Claro, ciertamente, ¿cómo no lo había pensado? Era natural que un anciano de mil años sentado todo el día sobre una piedra en el interior de una cueva subterránea tuviera un montón de cosas que hacer.

Más muertos que vivos nos aproximamos hacia la gran roca mientras el maestro Tzau, con gestos idénticos a los de cualquier mujer que aún tiene húmeda la laca de uñas, extraía los palitos de madera del cilindro de cuero.

– Dice que ya basta -susurró Biao-, que nos detengamos aquí -estábamos como a un par de metros de la roca- y que nos sentemos en el suelo.

– Lo que faltaba -mascullé, obedeciendo. Desde esa altura, el maestro parecía la estatua de un dios imponente y pestífero. El pobre Biao, que no podía sentarse, se arrodilló y le costó un poco encontrar una postura más o menos cómoda.

La mano seca del espíritu de ojos amarillos se alzó en el aire para enseñarnos los palillos que sujetaba.

– Siendo usted extranjera -dijo-, es imposible que entienda la profundidad y el sentido del IChing, también conocido como el Libro de las Mutaciones, por eso el abad me ha pedido que se lo explique. Con estos palillos puedo decirle muchas cosas sobre usted misma, sobre su situación actual, sus problemas y sobre cómo actuar de la mejor manera posible para resolverlos.

– ¿El abad quiere que me hable de videncia y adivinación? -No pude poner un gesto más expresivo sobre lo que pensaba al respecto pero, seguramente, mi cara era tan inescrutable para los chinos como las suyas lo eran para mí porque el maestro continuó con su perorata como si yo no hubiera dicho nada.

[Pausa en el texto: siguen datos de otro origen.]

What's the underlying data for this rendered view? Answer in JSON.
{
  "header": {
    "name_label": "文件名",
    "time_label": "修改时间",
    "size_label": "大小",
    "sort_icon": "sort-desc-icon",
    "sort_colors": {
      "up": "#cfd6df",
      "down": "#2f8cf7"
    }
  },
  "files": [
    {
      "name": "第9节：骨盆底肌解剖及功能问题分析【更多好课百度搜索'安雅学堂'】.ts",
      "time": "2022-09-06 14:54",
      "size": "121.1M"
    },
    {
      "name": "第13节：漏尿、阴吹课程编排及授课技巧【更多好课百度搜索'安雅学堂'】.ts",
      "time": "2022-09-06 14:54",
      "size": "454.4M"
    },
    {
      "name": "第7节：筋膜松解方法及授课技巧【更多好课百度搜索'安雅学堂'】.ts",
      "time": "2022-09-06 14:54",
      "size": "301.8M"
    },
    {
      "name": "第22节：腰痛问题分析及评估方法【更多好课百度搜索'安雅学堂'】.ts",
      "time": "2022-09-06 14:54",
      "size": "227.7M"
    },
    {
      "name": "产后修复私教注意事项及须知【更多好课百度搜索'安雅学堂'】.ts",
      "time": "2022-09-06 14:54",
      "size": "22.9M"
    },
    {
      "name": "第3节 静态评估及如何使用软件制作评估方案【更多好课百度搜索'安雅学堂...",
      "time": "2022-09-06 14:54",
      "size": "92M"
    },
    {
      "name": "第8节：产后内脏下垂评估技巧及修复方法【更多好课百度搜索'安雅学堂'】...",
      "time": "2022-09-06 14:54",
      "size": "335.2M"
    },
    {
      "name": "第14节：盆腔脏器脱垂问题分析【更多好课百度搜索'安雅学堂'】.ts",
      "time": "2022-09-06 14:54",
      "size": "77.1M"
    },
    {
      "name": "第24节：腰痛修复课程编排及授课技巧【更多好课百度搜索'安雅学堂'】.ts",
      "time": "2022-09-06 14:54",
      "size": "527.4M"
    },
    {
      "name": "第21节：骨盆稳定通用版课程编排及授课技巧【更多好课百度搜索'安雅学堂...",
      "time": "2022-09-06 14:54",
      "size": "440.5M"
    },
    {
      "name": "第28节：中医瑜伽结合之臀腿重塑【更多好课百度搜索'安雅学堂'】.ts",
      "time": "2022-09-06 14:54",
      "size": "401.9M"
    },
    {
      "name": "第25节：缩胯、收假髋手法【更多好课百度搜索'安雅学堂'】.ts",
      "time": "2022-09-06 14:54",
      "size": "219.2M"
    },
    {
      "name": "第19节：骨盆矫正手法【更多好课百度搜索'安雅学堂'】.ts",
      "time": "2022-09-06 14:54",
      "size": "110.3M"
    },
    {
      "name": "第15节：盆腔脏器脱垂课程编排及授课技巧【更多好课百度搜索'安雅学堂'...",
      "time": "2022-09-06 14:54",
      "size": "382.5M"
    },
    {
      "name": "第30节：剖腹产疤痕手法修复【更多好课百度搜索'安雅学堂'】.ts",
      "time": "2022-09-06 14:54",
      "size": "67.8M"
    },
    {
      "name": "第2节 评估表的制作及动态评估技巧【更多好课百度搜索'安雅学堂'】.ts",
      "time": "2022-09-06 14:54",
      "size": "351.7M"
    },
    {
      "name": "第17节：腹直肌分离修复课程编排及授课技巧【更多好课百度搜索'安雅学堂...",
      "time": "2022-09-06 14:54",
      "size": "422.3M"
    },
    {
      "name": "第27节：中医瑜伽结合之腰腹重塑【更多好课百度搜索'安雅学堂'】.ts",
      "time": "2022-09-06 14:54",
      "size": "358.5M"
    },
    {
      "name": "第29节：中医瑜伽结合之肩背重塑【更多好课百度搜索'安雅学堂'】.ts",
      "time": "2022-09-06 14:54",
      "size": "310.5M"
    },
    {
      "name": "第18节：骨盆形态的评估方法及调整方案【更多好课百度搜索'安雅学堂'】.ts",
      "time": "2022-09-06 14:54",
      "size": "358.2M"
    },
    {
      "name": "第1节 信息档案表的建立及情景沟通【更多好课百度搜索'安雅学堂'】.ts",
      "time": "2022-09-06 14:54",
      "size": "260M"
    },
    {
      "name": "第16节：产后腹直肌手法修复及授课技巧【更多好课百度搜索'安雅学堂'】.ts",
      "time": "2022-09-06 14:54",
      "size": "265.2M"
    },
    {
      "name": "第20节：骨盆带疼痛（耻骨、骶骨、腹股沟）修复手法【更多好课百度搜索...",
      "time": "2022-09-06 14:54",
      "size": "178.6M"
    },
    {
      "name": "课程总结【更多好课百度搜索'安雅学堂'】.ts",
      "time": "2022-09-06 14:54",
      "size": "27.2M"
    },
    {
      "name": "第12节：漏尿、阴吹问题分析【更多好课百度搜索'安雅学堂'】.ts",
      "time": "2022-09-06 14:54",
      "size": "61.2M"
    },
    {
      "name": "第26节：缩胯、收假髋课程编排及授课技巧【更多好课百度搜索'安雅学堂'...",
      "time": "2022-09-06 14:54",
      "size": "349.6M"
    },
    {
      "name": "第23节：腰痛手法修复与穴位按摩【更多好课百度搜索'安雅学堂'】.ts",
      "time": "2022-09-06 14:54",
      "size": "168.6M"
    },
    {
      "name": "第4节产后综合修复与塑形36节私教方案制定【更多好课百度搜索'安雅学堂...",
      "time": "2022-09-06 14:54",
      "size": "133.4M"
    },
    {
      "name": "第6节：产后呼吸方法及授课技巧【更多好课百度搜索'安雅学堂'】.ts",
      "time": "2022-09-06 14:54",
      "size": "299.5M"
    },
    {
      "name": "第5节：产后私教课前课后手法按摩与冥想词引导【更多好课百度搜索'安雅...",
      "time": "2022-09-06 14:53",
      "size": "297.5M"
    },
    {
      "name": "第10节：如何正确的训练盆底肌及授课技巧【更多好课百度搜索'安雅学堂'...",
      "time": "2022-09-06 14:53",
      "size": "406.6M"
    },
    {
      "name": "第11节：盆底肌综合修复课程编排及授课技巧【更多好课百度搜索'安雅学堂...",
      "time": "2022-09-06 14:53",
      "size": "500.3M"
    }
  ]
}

– No se trata de videncia ni de adivinación -replicó el viejo-. El I Ching es un libro con miles de años de antigüedad que contiene toda la sabiduría del universo, de la naturaleza y del ser humano, así como de los cambios a los que están sujetos. Todo lo que usted quiera saber se encuentra en el I Ching.

– Ha dicho que se trataba de un libro… -comenté, mirando a mi alrededor por si veía algún ejemplar de ese I Ching.

– Sí, es un libro, el Libro de las Mutaciones, de los cambios. -El demonio de ojos amarillos soltó una risita siniestra-. No puede verlo porque está en mi cabeza. He pasado tanto tiempo estudiándolo que conozco de memoria sus Sesenta y Cuatro Signos, así como sus dictámenes, imágenes e interpretaciones, sin olvidar las Diez Alas, o comentarios, añadidas por Confucio y los numerosos tratados que eruditos más grandes que yo escribieron sobre este libro sapiencial a lo largo de los milenios.

¿«Eruditos más grandes que yo»…?

– El I Ching describe tanto el orden interno del universo como los cambios que se producen en él y lo hace a través de los Signos, de los sesenta y cuatro hexagramas mediante los cuales los espíritus sabios nos informan de las diferentes situaciones en las que puede encontrarse un ser humano y, de acuerdo con la ley del cambio, pronosticar hacia dónde van a evolucionar dichas situaciones. Por eso los espíritus que hablan a través del I Ching pueden aconsejar a las personas que les consultan sobre acontecimientos venideros.

¡Dios mío!, pensaba yo irritada, ¿por qué estoy perdiendo el tiempo? No me interesan en absoluto los espíritus.

– En todas las calles de China hay adivinos que utilizan el I Ching para leer el futuro por unas pocas monedas, Ama -me susurró Biao en ese momento-. Pero no son muy dignos de respeto. Es un gran honor para usted que el maestro Tzau quiera hacerle su oráculo.

– Será como tú dices -comenté, despectiva.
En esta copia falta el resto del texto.